Sometimes the answer to a teacher’s question about practice requires research or further exploration. Being in the role of coach doesn’t mean one should or need to know it all; in fact, that’s quite impossible. So I leave my ego at the door and acknowledge that I don’t know, and prepare to problem solve collaboratively. As coach, I sit with the teacher and we work together to look into the dilemma at hand. We may each need to bring resources to the table to support our task. Our collaboration may include analyzing student work, identifying standards, or co-planning a lesson or unit. As collaborators, we inquire and reflect together to move practice forward.

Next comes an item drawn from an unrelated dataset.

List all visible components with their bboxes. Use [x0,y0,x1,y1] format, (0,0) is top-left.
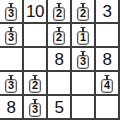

There are times when a teacher is looking for consult and just needs to be told. They are looking for an “expert” to fill in the blank. I find this happens more frequently with novice teachers who lack the years of experience to fall back on though veteran teachers too look for this support when confronted with new information, policies or curriculum. It is in these moments I need to be reflective and ask myself, “What is the teacher asking for? A quick fix? Or something worthy of further inquiry and reflection?” Often times, technical questions posed by teachers require little more than a quick tell – how to administer an assessment or where to find a resource. Though knowledge is being given, the way in which the information is provided is as a “more knowledgeable other” not as a “know-it-all.” And in this role, it’s important that I be fully aware of what is being asked and put my ego aside; after all, this is about them.
Though I recognize and apply these roles in my own coaching practice, I am fully aware that they (more often than not) overlap. The teacher’s dilemma or question can be multi-faceted, requiring that I move in and out of these roles. So how do I know which role to take? Well, that’s completely dependent on the adult learner. As a coach, what I’ve come to understand is that the most important role is that of listener. By listening carefully to what the teacher is asking or saying, and to what their body language is revealing, we can be fully present and there for the teacher.